The Third Millennium: A History of the World AD 2000–3000
- Cover
- Authors: Brian Stableford David Langford
- Language: English
- Genre: Science fiction
- Published: 1985
- Publication place: United Kingdom
- Media type: Print (Hardcover)
- Pages: 224
- ISBN: 978-0283992117

= The Third Millennium: A History of the World AD 2000–3000 =

Book by Brian Stableford and David Langford

The Third Millennium: A History of the World AD 2000–3000 is a 1985 book by the science fiction writers Brian Stableford and David Langford.

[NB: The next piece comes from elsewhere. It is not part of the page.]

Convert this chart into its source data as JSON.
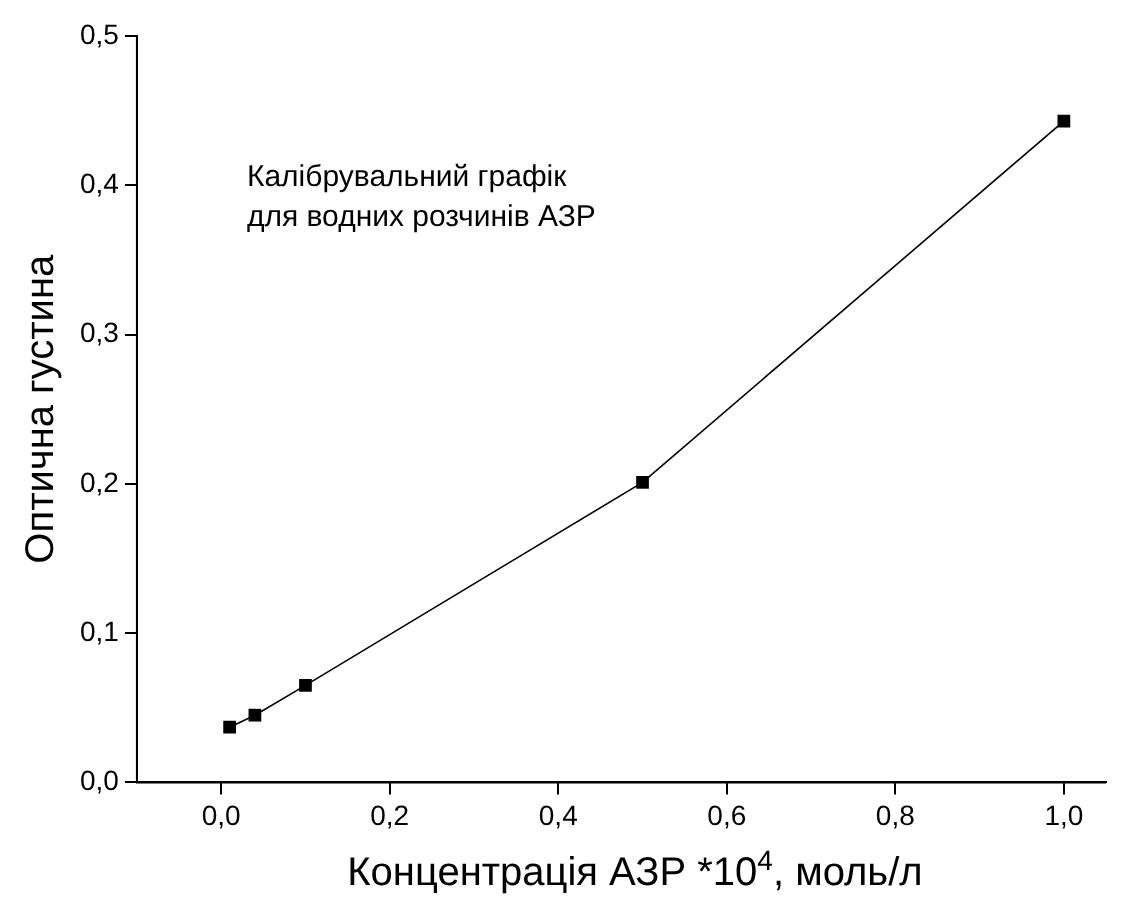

It is a fictional historical account, from the perspective of the year 3000, giving a future history of humanity and its technological and sociological developments.

==Plot==
Some of the developments mentioned include:

- Artificial intelligence.
- Asteroid mining (such as the "Cracking of Ceres").
- Bioengineered foods including whimsical items such as the Jack Spratt Grass Chop, photosynthetic suits grafted to human skin meant to provide a means of sustenance without eating.
- Extreme cosmetic body modification such as skin with pockets, flashing irises, fur, claws, and fingernails which function as timepieces.
- Genetic engineering, including life extension and transhumanism as some humans become engineered to live in extreme environments such as cold, zero-g, and even water-breathing humans for aquatic communities.
- Geopolitical events such as war, famine, pestilence, and terrorism (as well as the "Sinking of Japan" by an earthquake).
- Implementation of fusion power.
- Interstellar colonization, and eventual extraterrestrial contact.
- L5 (Lagrange Point) space colonies such as those proposed by scientist Gerard K. O'Neill.
- Self-driving automobiles (the "Tiger-Dream Machine" from Ford Autocar).
- Sublight starships such as the Bussard Ramjet.
- Terraforming.

==Related works==

Stableford commented in a 2001 interview with Strange Horizons magazine that a number of his stories were set in updated versions of the future history imagined in The Third Millennium. These included the story "...And He Not Busy Being Born", the novellas Les Fleurs du Mall, Inherit the Earth, and Mortimer Gray's History of Death, as well as the novels of his Emortality series, four of which were expanded versions of the previously mentioned stories.